Kam die Begrüßung, die für ihre Ohren nach akzentfreiem Französisch klang, tatsächlich aus dem Mund ihres Partners?, wunderte sich Sandra und lauschte seiner geschliffenen Vorstellung. Den Dolmetscher bat Bergmann, die Einvernahme zu übersetzen, da seine Kollegin nicht so firm in der französischen Sprache sei. So viel konnte Sandra gerade noch verstehen. Dann übergab er ihr das Wort, um Frederic Longchamps ihre Fragen zu stellen. Binnen kürzester Zeit war ihnen klar, dass Longchamps den Mord an Wintersberger nicht begangen haben konnte. Er sei unmittelbar nach dem Rennen in Alta Badia nach Albertville heimgekehrt, um dort Weihnachten zu feiern, sagte er aus. Sein Trainer könne das bezeugen, zumal sie bis kurz vor Turin im Konvoi gefahren seien. Auch die Familie könne sein Alibi bestätigen, meinte der Franzose.

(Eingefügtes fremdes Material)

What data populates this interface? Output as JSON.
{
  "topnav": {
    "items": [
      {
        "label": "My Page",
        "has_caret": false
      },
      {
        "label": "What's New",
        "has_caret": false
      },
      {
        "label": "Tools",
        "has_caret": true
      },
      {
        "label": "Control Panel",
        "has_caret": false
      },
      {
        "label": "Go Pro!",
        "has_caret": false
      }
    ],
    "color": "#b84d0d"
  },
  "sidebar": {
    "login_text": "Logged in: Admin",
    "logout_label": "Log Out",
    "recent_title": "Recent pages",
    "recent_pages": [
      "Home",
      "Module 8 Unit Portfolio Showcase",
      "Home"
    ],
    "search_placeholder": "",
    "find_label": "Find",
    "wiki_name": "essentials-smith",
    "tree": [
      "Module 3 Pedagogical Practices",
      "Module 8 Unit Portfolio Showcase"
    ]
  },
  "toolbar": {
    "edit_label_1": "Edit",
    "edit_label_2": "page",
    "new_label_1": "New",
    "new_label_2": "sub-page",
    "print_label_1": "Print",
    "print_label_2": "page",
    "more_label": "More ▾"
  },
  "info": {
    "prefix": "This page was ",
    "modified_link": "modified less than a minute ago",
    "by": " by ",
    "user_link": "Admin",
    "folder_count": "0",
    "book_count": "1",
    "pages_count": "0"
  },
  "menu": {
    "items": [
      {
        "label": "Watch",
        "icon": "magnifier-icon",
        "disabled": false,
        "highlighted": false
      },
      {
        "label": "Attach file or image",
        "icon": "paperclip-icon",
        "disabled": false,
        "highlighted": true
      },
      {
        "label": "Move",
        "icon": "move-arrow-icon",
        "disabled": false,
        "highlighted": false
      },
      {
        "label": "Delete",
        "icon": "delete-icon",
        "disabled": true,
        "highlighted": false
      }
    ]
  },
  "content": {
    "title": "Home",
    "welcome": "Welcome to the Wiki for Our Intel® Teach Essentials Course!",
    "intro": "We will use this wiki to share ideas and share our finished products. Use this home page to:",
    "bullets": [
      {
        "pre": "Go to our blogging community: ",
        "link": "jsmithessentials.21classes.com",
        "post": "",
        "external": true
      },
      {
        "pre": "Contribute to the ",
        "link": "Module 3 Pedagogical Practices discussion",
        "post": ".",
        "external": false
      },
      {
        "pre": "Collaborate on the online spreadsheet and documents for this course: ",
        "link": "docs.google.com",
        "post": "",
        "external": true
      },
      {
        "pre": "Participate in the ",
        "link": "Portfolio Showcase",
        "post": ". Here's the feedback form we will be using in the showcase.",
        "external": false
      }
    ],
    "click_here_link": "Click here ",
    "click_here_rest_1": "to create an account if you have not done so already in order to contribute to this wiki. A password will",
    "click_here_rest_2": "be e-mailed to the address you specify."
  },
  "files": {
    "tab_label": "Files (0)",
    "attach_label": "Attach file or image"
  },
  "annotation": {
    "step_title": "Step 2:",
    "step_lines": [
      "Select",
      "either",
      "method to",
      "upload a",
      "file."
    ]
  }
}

Die Befragungen der übrigen Skirennläufer gestalteten sich durchwegs ähnlich, nur dass sie ohne Dolmetscher in Deutsch durchgeführt werden konnten.
Am Ende des Tages brummte Sandra der Schädel. Aber wenigstens konnten sie sicher sein, dass keiner der Männer Roman Wintersberger ermordet und dem Rivalen die Beweisstücke untergeschoben hatte. Noch immer sprachen die Indizien, trotz ihrer Zweifel, gegen Tobias Autischer. Doch war mit Gregor Fitzner ein neuer Verdächtiger ohne Alibi hinzugekommen. Warum war er vor ihnen getürmt?, fragte sich Sandra erneut. Und warum hatte er ihnen nichts von der Razzia der Soko Glücksspiel erzählt? Wegen Irene Wintersberger? Die musste doch von seinen Spielschulden wissen. Immerhin hatte sie ihn mit einem ziemlichen Batzen Geld davon befreit.
Sandra gähnte und warf einen Blick auf die Uhr. In einer Dreiviertelstunde war sie mit Julius zum Abendessen verabredet. Vorher blieb ihr gerade noch Zeit, ins Hotel zu fahren, dort rasch zu duschen und sich umzuziehen.